The other detail that has me puzzled concerning this story is
Jesus’s questions about being frightened and having faith. After just confessing the worry and fear that
I had with the threat of a hurricane, those questions sound rather condescending
and unhelpful. After hearing first-hand
reports from my friends in Pine Island concerning their experience of riding
out Hurricane Ian, I certainly don’t fault them for the fear and uncertainty
they felt. But I sometimes wonder if Jesus
does.
I don’t think so. The
response of the disciples to Jesus’s question is not one of people who have
just been shamed. The text describes their
feeling as being “overcome with awe.”
Not shame or humiliation. . . but awe.
Jesus calms the storm before he asks these questions. If He were condemning them, he would have
asked them before He calmed the storm. To
me, the exchange reads a bit more like this:
The disciples wake Jesus and scold him, “Don’t you care that
we are drowning?!”
Jesus, after silencing the wind and waves, asks “How’s your fear
and faith NOW?
Reading it like this, the disciples’ awe-filled response
makes more sense.
Jesus doesn’t shame us for our fear and lack of faith. He invites us to see His ways and gradually
let go of our fear and see our faith expand.
Later in the New Testament, these same fearful disciples go fearlessly to
their deaths because their faith was built up tremendously by seeing first-hand
all that Jesus did. As I look back over
my life, I am much less fearful than I once was and my faith is stronger than
it was when it began.
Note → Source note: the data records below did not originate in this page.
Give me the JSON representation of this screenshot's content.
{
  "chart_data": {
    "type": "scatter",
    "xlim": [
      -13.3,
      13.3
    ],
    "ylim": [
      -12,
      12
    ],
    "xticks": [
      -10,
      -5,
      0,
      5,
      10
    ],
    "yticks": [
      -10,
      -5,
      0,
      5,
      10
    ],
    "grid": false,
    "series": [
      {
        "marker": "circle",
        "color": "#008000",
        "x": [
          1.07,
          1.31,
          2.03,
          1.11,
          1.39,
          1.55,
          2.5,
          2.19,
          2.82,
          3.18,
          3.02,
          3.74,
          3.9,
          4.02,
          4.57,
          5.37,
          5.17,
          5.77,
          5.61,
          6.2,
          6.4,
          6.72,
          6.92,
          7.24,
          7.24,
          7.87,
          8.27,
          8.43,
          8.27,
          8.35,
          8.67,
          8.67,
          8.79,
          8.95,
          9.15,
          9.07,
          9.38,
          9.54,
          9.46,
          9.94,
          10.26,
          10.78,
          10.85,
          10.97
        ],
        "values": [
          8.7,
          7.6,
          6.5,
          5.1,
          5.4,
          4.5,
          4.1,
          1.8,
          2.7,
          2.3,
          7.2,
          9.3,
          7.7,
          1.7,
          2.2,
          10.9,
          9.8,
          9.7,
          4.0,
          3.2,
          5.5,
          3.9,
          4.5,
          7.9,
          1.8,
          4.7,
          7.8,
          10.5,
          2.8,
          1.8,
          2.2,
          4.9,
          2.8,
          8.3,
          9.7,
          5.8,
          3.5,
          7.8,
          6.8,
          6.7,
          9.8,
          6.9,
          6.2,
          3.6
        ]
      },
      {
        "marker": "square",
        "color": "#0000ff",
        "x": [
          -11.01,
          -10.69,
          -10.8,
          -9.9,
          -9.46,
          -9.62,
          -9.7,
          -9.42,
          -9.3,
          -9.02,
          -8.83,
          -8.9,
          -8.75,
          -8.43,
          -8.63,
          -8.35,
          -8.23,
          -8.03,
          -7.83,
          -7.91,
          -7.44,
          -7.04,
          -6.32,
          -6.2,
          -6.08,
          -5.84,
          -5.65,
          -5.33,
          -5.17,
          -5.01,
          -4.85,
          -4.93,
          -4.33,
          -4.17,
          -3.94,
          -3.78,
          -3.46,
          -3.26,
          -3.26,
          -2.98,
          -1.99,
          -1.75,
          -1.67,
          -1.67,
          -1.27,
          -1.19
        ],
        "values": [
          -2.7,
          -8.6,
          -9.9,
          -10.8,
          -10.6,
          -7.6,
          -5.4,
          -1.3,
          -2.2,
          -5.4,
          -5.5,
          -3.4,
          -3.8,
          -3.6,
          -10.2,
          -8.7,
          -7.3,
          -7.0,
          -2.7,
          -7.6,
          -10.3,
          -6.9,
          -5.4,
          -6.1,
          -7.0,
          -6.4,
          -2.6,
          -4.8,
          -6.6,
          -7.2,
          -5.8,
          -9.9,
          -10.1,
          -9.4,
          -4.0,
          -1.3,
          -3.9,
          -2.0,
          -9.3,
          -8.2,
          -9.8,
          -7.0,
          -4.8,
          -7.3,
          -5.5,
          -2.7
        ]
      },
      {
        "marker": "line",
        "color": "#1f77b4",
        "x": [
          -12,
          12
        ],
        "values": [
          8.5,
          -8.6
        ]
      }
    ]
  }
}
This is because I
have witnessed dozens of miracles, been delivered through multiple storms
(actual and figurative), and I have seen God show up in crisis in ways that
leave me in awe.
The invitation is look for God to show up. And when God doesn’t seem to be showing up, we
might even, like the disciples, get a little cheeky and question whether He
cares that we are being threatened. But
at least we know who to go to when there’s trouble.
Question: How’s your
fear and faith right now?
Prayer: God, we
confess that our faith is not what it should be and our fear often gets the
best of us. Help us in our unbelief. Amen.
Prayer Focus: Pray
for people in SW Florida who are just now getting to begin to try and figure
out what to do next after Hurricane Ian.